What if we, as the church, were invisible? What if we had no church buildings? No signs declaring a church location? No denominations or headquarters? No mega weekend gatherings? No Christian radio presence? No Christian stores? No Christian bumper stickers or other outward personal identifying stuff? What if the Yellow Pages didn’t have a “church” category and if you Googled “church” it came up with no search results? What if there was no such “thing” as the church? Would there still be a church?
What if we, as the church, were invisible? What if we simply lived the life of Jesus, speaking and displaying his love to the people we knew and came in contact with on a daily basis? What if we as followers of Jesus simply did just that? What if we gathered quietly in homes to break bread and encourage each other in Christ; where our goal would be to simply live as agents of God’s restoration, serving God and the “other” in real and tangible ways? What if church were not a weekend thing, but a people who radically lived behind the cultural scenes bringing God’s kingdom to earth?
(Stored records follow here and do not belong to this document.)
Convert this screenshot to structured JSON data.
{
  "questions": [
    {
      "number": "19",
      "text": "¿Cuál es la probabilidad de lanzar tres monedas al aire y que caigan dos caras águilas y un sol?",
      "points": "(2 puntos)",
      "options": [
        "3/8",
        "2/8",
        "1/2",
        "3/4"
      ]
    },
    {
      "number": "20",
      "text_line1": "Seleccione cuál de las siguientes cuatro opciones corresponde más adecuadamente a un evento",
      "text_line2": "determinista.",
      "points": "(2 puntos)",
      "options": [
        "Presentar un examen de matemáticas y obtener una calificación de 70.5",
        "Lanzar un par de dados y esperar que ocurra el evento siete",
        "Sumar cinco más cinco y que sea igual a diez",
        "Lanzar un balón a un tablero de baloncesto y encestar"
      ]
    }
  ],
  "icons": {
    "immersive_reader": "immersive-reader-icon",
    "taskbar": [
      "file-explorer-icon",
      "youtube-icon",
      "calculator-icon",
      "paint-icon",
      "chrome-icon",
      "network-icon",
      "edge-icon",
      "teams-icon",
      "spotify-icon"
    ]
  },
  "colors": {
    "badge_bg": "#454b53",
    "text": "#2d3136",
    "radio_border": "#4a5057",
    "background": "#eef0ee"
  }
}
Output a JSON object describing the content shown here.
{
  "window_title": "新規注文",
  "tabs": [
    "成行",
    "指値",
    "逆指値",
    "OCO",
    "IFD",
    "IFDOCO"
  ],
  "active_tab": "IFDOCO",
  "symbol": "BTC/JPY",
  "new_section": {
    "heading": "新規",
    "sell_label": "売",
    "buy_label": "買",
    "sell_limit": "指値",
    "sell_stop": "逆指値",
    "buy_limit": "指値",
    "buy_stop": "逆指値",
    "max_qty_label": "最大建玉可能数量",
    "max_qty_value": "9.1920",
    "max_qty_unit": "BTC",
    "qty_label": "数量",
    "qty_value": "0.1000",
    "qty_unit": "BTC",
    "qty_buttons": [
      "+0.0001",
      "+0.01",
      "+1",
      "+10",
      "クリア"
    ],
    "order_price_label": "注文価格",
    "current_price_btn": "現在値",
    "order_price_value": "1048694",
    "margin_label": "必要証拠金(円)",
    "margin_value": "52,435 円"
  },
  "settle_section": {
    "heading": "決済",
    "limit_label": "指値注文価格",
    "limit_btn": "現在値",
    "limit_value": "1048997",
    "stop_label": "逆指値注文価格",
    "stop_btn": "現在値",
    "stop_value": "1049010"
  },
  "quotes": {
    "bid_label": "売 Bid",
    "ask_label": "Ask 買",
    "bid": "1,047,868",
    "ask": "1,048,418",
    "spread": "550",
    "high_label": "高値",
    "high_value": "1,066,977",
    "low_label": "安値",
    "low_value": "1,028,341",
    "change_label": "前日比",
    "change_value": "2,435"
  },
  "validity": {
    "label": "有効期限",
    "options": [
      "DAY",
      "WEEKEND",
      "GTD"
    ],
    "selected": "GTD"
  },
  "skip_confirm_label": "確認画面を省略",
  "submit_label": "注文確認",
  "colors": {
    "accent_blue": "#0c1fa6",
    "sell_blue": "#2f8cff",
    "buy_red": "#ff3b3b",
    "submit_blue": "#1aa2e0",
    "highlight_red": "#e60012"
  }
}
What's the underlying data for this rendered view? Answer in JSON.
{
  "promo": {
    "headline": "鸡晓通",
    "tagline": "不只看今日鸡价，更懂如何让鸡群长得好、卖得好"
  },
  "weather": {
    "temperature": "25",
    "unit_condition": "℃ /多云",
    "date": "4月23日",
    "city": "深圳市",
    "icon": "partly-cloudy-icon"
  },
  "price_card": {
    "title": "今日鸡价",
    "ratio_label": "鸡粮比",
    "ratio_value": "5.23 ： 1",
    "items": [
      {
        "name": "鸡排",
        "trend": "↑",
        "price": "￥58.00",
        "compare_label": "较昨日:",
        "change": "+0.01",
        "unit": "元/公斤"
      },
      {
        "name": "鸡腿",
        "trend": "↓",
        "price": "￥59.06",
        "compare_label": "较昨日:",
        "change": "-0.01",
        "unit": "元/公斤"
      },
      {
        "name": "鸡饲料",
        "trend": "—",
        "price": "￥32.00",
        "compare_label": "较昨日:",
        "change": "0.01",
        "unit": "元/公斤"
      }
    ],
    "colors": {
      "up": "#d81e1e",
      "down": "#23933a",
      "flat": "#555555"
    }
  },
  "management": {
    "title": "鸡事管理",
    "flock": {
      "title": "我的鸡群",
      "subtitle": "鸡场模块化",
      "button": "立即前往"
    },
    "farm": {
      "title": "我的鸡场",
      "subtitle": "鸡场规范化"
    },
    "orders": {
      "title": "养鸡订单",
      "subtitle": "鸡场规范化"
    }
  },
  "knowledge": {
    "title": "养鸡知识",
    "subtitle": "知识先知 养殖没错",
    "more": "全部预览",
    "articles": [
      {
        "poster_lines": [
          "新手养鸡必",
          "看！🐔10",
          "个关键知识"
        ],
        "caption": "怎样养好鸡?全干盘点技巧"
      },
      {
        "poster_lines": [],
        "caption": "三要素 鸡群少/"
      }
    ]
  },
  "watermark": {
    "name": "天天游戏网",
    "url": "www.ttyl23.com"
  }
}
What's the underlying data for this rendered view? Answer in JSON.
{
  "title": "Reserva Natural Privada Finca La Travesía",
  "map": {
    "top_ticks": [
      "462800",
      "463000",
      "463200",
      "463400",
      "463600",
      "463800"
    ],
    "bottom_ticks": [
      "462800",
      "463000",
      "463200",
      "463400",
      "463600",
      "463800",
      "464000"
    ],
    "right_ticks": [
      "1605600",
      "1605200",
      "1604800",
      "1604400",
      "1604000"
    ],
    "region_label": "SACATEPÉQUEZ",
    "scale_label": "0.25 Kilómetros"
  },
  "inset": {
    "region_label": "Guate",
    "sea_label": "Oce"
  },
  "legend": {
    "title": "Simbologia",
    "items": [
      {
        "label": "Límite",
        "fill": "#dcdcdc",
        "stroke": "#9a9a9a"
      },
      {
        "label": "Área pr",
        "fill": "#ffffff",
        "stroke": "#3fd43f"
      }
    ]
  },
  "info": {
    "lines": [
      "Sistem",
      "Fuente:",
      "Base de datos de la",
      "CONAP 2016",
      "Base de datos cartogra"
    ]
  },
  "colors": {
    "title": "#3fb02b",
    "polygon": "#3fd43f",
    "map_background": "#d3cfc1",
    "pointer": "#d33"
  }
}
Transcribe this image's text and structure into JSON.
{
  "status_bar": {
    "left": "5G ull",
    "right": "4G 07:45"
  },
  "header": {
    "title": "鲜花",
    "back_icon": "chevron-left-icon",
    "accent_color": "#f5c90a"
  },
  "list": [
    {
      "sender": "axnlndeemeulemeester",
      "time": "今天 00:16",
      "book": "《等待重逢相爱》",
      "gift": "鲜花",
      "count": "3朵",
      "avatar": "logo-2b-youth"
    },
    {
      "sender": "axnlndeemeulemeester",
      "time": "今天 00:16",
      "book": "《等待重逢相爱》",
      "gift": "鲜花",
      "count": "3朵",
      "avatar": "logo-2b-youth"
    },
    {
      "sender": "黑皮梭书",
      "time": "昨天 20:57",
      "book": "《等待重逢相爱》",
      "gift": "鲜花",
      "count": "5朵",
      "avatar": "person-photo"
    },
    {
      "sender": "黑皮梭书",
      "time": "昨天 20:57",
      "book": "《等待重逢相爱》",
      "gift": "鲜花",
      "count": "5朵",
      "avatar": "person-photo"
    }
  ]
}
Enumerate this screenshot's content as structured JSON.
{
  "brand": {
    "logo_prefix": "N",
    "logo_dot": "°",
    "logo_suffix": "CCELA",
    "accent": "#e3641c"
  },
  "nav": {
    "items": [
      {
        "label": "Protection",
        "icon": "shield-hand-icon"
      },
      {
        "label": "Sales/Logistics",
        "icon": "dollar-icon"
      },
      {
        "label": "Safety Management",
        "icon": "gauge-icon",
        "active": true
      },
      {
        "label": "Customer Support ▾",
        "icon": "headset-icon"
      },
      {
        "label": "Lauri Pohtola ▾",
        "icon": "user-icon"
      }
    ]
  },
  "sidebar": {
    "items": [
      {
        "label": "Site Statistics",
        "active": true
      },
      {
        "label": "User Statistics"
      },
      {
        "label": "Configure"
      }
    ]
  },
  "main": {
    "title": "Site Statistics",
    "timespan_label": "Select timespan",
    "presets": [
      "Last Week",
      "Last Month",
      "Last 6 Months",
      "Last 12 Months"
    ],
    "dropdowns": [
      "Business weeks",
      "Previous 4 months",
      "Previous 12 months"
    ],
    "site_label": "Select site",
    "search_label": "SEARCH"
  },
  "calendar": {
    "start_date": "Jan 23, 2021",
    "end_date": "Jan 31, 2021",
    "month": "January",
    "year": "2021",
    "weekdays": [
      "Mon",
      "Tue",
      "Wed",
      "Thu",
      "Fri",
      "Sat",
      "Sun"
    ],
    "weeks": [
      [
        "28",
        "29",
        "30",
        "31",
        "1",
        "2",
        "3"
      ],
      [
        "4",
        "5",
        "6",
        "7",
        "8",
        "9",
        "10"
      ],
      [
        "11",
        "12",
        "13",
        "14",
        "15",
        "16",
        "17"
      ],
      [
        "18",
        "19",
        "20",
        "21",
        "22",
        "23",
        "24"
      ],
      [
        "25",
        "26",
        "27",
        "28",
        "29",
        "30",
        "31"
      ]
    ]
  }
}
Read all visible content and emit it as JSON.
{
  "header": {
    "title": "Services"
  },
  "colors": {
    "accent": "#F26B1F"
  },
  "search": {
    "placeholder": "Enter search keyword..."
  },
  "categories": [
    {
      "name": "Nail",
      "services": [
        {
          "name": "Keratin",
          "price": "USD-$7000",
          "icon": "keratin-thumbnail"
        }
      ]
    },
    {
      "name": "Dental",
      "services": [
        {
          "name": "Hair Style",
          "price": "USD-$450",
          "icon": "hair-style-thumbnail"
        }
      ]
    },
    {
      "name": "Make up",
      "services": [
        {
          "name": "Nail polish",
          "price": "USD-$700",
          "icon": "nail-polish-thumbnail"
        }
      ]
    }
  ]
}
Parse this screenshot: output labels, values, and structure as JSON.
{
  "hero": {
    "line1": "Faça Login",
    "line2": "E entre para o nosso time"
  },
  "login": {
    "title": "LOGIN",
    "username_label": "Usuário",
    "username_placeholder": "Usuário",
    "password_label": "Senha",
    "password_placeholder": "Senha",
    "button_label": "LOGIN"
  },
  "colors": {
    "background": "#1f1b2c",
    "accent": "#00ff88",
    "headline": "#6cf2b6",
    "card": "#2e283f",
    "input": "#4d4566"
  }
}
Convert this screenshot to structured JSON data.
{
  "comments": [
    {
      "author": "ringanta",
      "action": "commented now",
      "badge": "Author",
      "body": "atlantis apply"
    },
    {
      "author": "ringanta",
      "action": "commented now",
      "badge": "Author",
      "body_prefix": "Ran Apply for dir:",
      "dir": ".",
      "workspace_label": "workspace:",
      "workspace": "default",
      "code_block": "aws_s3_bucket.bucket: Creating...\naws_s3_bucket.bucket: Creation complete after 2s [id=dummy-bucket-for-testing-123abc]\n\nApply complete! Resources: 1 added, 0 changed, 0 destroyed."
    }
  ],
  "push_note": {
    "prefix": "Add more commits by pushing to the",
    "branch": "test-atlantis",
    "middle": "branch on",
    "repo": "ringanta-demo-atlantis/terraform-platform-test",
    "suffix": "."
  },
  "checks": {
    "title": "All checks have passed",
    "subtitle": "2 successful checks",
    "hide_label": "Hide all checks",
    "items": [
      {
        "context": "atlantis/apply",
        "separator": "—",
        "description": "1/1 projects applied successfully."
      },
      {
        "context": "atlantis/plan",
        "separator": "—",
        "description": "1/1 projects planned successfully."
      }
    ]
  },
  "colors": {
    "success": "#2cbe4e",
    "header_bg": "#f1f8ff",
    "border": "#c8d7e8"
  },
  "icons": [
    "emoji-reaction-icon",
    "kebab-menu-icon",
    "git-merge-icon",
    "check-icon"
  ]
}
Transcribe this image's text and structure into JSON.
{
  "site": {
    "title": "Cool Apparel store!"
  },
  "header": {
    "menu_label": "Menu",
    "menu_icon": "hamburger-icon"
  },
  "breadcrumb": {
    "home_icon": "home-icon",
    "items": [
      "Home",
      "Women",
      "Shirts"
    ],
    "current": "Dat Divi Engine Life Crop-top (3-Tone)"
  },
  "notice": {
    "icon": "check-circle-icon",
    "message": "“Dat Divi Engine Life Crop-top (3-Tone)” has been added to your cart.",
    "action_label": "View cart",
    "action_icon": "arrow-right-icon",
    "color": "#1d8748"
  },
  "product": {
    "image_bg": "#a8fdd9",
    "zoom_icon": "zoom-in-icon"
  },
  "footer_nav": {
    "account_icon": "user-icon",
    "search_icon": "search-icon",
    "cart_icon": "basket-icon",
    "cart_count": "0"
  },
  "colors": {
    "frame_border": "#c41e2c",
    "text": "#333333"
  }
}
What if God’s church was more like a tiny mustard seed instead of trying to be the biggest oak tree on the hill? What if Jesus’ church was more like a tiny amount of yeast…itself unnoticed, yet quietly transforming and restoring people and, in turn, culture? What if the Holy Spirit’s church sought to be the last and the least—a servant? What if the church daily sought self-death—dying to itself and loosing its life in order to find it—instead of doing all it can to save its life? What if God’s church chose to sit down in the least honored seat of society and culture, instead of clamoring and fighting for the most prestigious one? What if the church “thing” disappeared and all that was left was the church—people who realize they are forgiven and loved by God and who actively want to be a part of his restorative and healing work in the lives of others?
In other words, what if the church was invisible—or even better: visible, yet invisible? What if?